Microstructural Evolution during Friction Stir Spot Welding of AZ31 and Its Effect on the Corrosion Resistance of the Joint

Monday, 29 May 2017: 10:40
Grand Salon D - Section 22 (Hilton New Orleans Riverside)
Y. Savguira, T. H. North, and S. J. Thorpe (University of Toronto)
In recent years, the corrosion resistance of friction stir spot welds made in magnesium alloys has been the focus of many research projects. Previous reports documented the cathodic behavior of the stir zone (SZ) with respect to the base material, causing increased localized corrosion in the region adjacent to the weld, which is known as the thermo-mechanically affected zone (TMAZ).1,2 While the electrochemical interaction between the SZ and the base metal have been thoroughly studied, the cause for the ennoblement of the weld nugget remains largely unknown. Various studies suggested that the microstructural evolution occurring during the welding process was responsible for the increased corrosion resistance of the stir zone, but the specific contribution from each microstructural feature has not been examined. The present study examines the effect of several microstructural features that are altered during the welding process, ultimately determining their individual contribution to the overall effect on the corrosion characteristics of the joint. Specifically, this investigation examines the effect of (i) residual stress, (ii) grain size and orientation, and (iii) second phase precipitation on the corrosion behavior of FSSW in magnesium alloys.
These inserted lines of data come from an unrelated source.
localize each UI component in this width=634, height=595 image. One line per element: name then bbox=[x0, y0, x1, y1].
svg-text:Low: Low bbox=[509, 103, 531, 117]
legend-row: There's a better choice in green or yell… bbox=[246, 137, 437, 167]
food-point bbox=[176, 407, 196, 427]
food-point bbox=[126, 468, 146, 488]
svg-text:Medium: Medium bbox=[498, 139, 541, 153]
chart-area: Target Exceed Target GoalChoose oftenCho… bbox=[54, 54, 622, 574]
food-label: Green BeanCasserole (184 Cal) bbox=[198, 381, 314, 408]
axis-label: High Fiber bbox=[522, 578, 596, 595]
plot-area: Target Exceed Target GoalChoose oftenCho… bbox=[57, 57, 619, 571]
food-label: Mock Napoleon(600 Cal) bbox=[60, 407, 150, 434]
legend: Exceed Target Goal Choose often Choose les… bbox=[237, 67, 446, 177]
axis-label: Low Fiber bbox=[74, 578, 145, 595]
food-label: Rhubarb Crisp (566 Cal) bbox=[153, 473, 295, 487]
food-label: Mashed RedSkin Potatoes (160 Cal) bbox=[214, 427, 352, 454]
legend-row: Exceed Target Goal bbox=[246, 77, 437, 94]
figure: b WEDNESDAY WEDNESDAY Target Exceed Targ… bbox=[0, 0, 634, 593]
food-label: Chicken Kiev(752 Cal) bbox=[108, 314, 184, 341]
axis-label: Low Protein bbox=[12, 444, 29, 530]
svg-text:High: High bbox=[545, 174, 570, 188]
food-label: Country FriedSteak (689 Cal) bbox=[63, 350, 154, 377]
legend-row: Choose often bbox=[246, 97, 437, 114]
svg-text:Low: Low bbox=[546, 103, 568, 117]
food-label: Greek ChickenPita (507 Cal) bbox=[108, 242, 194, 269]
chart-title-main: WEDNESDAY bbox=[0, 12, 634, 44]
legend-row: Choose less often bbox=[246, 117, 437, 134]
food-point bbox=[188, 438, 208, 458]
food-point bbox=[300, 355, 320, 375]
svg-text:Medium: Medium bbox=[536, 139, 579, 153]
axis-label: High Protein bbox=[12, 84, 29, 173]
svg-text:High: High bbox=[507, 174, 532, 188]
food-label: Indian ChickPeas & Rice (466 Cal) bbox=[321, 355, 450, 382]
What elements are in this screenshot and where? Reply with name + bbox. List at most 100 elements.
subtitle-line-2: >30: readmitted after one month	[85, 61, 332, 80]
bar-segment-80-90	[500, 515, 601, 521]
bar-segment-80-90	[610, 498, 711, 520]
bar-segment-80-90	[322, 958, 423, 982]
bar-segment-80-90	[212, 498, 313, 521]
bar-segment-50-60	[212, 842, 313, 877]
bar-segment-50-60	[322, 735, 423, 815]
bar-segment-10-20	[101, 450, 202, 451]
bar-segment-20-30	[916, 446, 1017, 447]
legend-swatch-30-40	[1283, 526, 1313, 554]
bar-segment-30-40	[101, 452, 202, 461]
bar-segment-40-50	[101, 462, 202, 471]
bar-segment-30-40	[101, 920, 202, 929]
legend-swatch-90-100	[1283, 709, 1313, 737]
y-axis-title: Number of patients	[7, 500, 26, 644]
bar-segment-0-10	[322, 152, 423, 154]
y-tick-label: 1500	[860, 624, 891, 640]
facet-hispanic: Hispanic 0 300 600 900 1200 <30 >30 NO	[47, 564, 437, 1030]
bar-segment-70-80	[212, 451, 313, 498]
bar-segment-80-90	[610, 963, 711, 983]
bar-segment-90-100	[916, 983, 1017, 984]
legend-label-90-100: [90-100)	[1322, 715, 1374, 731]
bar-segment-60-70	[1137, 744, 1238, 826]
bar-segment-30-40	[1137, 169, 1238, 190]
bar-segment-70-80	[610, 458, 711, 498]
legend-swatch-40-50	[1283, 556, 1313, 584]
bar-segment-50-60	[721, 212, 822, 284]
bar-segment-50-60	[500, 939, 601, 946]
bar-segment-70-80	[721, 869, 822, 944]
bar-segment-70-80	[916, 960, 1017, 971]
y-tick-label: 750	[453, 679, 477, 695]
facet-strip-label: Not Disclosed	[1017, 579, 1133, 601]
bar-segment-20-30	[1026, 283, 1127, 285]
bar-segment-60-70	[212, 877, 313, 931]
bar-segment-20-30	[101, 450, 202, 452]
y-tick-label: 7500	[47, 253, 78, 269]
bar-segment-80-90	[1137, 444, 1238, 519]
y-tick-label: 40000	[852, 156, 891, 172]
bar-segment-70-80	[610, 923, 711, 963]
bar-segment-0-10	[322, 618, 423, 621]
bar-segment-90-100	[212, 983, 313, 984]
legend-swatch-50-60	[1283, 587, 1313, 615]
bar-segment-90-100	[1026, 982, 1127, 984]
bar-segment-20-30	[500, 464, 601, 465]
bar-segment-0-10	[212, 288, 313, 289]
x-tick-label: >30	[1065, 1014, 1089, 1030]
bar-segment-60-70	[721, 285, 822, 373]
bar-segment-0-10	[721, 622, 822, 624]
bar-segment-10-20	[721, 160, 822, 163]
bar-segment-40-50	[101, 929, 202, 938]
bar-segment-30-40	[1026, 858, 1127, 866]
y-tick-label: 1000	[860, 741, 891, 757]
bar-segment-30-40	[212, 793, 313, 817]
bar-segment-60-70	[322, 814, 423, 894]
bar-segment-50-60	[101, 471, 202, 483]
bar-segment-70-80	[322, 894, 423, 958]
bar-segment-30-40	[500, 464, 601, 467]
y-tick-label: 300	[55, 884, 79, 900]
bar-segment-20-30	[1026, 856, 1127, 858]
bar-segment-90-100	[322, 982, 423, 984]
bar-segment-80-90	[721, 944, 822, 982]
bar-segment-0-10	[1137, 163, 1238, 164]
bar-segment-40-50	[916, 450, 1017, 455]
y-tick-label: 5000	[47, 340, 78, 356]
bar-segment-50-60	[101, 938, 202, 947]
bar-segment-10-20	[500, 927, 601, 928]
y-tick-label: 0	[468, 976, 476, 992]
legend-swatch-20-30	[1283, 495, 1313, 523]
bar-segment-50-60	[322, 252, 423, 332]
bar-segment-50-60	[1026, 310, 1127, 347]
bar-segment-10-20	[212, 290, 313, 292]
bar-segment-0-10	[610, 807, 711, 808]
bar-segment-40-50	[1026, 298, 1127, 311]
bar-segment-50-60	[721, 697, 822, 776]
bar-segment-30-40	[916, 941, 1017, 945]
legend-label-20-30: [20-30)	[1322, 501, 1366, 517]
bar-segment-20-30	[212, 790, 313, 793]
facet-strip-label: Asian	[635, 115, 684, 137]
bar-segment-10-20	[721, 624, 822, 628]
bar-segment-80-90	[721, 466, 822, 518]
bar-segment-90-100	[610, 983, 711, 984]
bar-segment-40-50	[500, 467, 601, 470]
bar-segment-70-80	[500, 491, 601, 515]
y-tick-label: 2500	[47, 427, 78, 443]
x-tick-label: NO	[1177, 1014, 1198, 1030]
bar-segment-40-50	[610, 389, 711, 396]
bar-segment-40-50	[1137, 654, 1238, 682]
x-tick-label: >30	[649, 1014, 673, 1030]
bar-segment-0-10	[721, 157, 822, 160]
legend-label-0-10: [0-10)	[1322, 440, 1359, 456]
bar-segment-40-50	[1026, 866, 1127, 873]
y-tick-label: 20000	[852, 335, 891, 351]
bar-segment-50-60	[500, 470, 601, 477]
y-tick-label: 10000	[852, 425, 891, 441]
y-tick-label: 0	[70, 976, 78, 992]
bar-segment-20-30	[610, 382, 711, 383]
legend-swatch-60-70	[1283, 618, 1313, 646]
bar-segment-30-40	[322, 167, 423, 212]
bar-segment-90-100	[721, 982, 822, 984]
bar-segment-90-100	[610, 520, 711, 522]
The effect of microstructural variation on the corrosion resistance properties of the stir zone has been evaluated through characterization and electrochemical testing. The corrosion potential and current of the stir zone were determined using microcapillary polarization in 0.1M NaClO4, a localized electrochemical technique developed in previous work.2 Changes in grain size and orientation were monitored through electron back scattered diffraction (EBSD). The effect of residual stress was examined through a series of stress relieving heat treatments. Finally, the effect of second phase particles was investigated by electron microscopy (EM) and nuclear magnetic resonance (NMR).

The effect of friction stir spot welding on the microstructure and electrochemical properties of AZ31 is summarized in table I. Each microstructural change was found to have a unique effect on the electrochemical properties of the stir zone region. The relatively small changes in grain size and residual stress induced by the welding operation have been shown to have negligible effects on the corrosion behaviour of the weld nugget.3 Investigation of the grain orientation revealed weaker basal texture in the stir zone than in the base metal. As a result, changes in grain orientation were found to be responsible for the reduction in the corrosion potential and current of the stir zone. Changes in the size and presence of second phase precipitates (Mg-Al and Al-Mn intermetallics) were determined to be the most dominant factor determining the electrochemical properties of the stir zone. Dissolution of these intermetallics eliminated the harmful microgalvanic cells formed between the particles and the surrounding matrix, as well as increased the overall aluminum content in the α-Mg matrix. Ongoing work is focused on producing a model that correlates the welding parameters to the microstructural features present in the SZ region and its subsequent electrochemical properties.


  1. A. James, T. H. North and S. J. Thorpe, ECS Transactions, 41, 25 (2012).
  2. Y. Savguira, T. H. North and S. J. Thorpe, Materials and Corrosion, 65, 11 (2014).
  3. Y. Savguira, T. H. North and S. J. Thorpe, Materials and Corrosion, 67, 10 (2016).